I have to saw that Fundamentals was my absolute worse class. Before I chose nursing I was a biology major and was at the top of my class. The first semester of nursing school was a shock to me. I ended up having to change my whole way or studying and test taking. It was the only was to get through Fundamentals and also get through the rest of nursing school I did end up top in my class again it just took work.

Don't give it! It'll get better you just have to adjust your way of thinking and studying. It takes time but is totally doable.

FeliciaRNCPN

Has 5 years experience.

Oh and one last thing, no know except nurses/nursing students can understand how crazy nursing school is. Maybe get to know your classmates a little, you are all in the same boat.

Relax. Sorry to say and this may not make sense but it gets harder and easier at the same time. The material gets harder, but as you gain experience in critical thinking your exams will go much smoother. My school provided a very detailed study guide at the start of each semester and once I followed it, things went easier for me. I also got an NCLEX book and used it for chapter outlines and help in answering questions with rationales.

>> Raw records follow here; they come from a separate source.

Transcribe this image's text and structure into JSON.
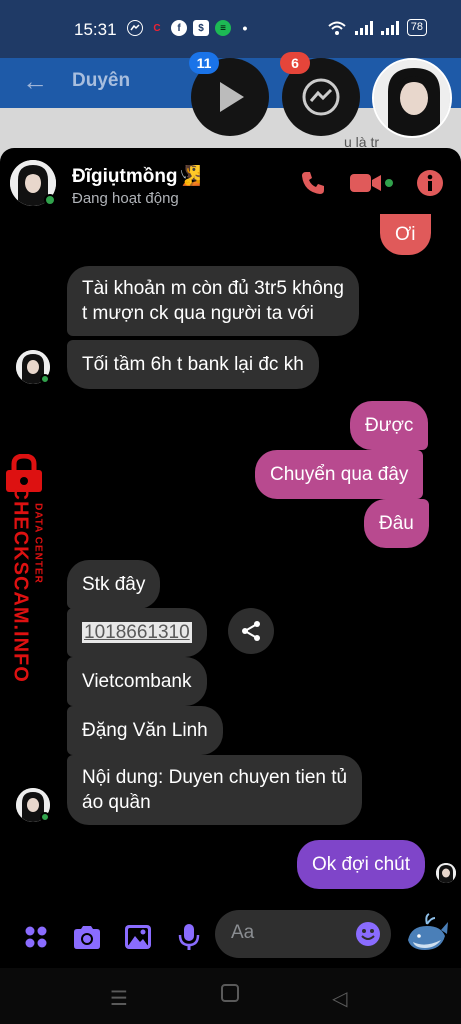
{
  "status_bar": {
    "time": "15:31",
    "battery": "78"
  },
  "background_app": {
    "title": "Duyên",
    "partial_text": "u là tr"
  },
  "chat_heads": {
    "badge_1": "11",
    "badge_2": "6"
  },
  "header": {
    "name": "Đĩgiụtmồng🧏",
    "status": "Đang hoạt động"
  },
  "messages": {
    "m0": "Ơi",
    "m1_line1": "Tài khoản m còn đủ 3tr5 không",
    "m1_line2": "t mượn ck qua người ta với",
    "m2": "Tối tầm 6h t bank lại đc kh",
    "m3": "Được",
    "m4": "Chuyển qua đây",
    "m5": "Đâu",
    "m6": "Stk đây",
    "m7": "1018661310",
    "m8": "Vietcombank",
    "m9": "Đặng Văn Linh",
    "m10_line1": "Nội dung: Duyen chuyen tien tủ",
    "m10_line2": "áo quần",
    "m11": "Ok đợi chút"
  },
  "watermark": {
    "line1": "DATA CENTER",
    "line2": "CHECKSCAM.INFO"
  },
  "composer": {
    "placeholder": "Aa"
  },
  "colors": {
    "accent": "#b84a8f",
    "purple": "#7f45c9",
    "icon": "#8a6cff",
    "red": "#e05a5a"
  }
}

Before you know it, this entire experience will be behind you. It doesn't seem that way now, but time flies. Two years ago I was in your shoes thinking the amount of time I spent studying was not reflected in my grade. I had a 4.0 GPA before nursing courses. I still graduated on the Dean's List, but wasn't perfect. In the end, this is just preparing you for the next step. I'm now in my first nursing job and school seems like a distant memory and I only graduated three and a half months ago. Don't sweat not getting straight A`s. Nursing school isn't designed for easy A`s. Relax. Breathe and nurse on.

Best of luck to you.

I was pretty discouraged after my first fundamentals exam got me the worst mark of my life, when I studied hard and was used to being a 4.0 student. And then the second one too... I went to my teachers embarrassed and they were thrilled with how I was doing! Said B was probably my new reality with nursing school! I wasn't excited about that, but tried to talk myself into accepting that.

And then they "gave back" points for a couple exams and had us do class presentations, and next thing I had an A in the class even though I wasn't getting A's in the exams.

By the end of the semester I realized you just have to get good at guessing. There are practice question apps that were helpful, and there are ways to sort out which are priority. With practice, you get the hang of it.

Don't quit, keep going! Me and my fears were my own worst enemy. I ended up telling myself over and over to just do the minimum. This sounds terrible, but I would paralyze myself. If I agreed to just do the minimum in reading/homework/practice it was actually enough. Maybe that wouldn't work for everyone, but it was a life saver for me!